Acacia inaequiloba is a species of flowering plant in the family Fabaceae and is endemic to inland areas of Western Australia. It is a compact spiny shrub with many stems, obliquely egg-shaped to elliptic phyllodes, spherical heads of light golden yellow flowers, and rounded, thinly leathery to crusty pods.

==Description==
Acacia inaequiloba is a compact spiny, multistemmed shrub that typically grows to a height of 0.3 m.

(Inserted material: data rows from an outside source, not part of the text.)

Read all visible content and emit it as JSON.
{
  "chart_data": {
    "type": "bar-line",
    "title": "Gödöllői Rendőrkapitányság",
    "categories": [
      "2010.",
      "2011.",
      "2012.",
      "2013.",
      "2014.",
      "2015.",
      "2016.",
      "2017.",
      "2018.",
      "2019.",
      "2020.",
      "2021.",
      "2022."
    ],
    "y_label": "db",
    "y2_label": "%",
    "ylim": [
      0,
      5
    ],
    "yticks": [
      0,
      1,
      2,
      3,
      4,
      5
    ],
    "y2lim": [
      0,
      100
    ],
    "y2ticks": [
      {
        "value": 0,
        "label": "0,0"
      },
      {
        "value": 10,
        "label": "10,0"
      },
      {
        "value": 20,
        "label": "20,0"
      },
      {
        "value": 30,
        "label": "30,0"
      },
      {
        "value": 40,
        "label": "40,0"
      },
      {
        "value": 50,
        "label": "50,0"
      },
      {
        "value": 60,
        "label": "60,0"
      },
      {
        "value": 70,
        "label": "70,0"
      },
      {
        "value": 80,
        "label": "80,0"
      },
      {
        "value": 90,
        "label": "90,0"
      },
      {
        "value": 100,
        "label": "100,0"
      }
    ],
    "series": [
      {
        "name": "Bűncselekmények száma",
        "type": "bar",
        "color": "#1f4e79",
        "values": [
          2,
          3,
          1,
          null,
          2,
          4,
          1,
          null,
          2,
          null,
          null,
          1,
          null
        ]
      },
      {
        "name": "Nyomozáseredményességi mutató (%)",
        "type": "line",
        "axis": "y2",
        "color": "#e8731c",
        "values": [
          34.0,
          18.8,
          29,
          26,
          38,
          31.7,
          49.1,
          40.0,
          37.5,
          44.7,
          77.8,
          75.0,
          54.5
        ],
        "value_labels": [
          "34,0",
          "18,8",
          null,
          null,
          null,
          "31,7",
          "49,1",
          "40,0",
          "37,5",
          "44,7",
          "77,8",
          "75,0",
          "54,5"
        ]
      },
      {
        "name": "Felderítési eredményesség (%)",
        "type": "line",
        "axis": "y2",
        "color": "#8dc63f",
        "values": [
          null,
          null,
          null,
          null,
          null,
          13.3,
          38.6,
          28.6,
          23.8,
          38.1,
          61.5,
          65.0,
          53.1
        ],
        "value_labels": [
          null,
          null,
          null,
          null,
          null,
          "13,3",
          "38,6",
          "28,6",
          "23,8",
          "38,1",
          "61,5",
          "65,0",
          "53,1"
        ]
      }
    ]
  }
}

Its branchlets are more or less straight, erect, rigid, often covered with a powdery bloom but usually glabrous. The phyllodes are variably shaped, often asymmetrically triangular with the narrower end towards the base, to wedge-shaped or very narrowly oblong to elliptic, 10–45 mm long and 2–10 mm wide, sharply pointed, glaucous and usually glabrous. The midrib is near the upper edge of the phyllode and the side veins are obscure.

The flowers are borne in a single spherical to oblong head in leaf axils on a peduncle usually 5–10 mm long, each head with 12 to 21 light- to mid-golden yellow flowers. Flowering occurs from July to September, and the pods are wavy, prominently rounded over the seeds, up to 75 mm long and 4–5 mm wide and thinly leathery to crusty and glabrous. The seeds are egg-shaped to elliptic, mottled black and brown, about 3 mm long with a conspicuous aril.

==Taxonomy==
Acacia inaequiloba was first formally described in 1912 by William Vincent Fitzgerald in the Journal of Botany, British and Foreign from specimens collected by Richard Helms in the Great Victoria Desert during the Elder Exploring Expedition. The specific epithet (inaequiloba) means unequal-lobed, referring to the sepals.

==Distribution==
This species of wattle occurs in the Southern Cross-Coolgardie and Queen Victoria Spring-Streich Mound districts (the latter, about 200 km to the north east of Kalgoorlie), where it grows on sandplains in sandy lateritic soils in the Avon Wheatbelt, Coolgardie, Great Victoria Desert and Murchison bioregions of inland Western Australia.

==Conservation status==
Acacia inaequiloba is listed as 'not threatened' by the Western Australian Government Department of Biodiversity, Conservation and Attractions.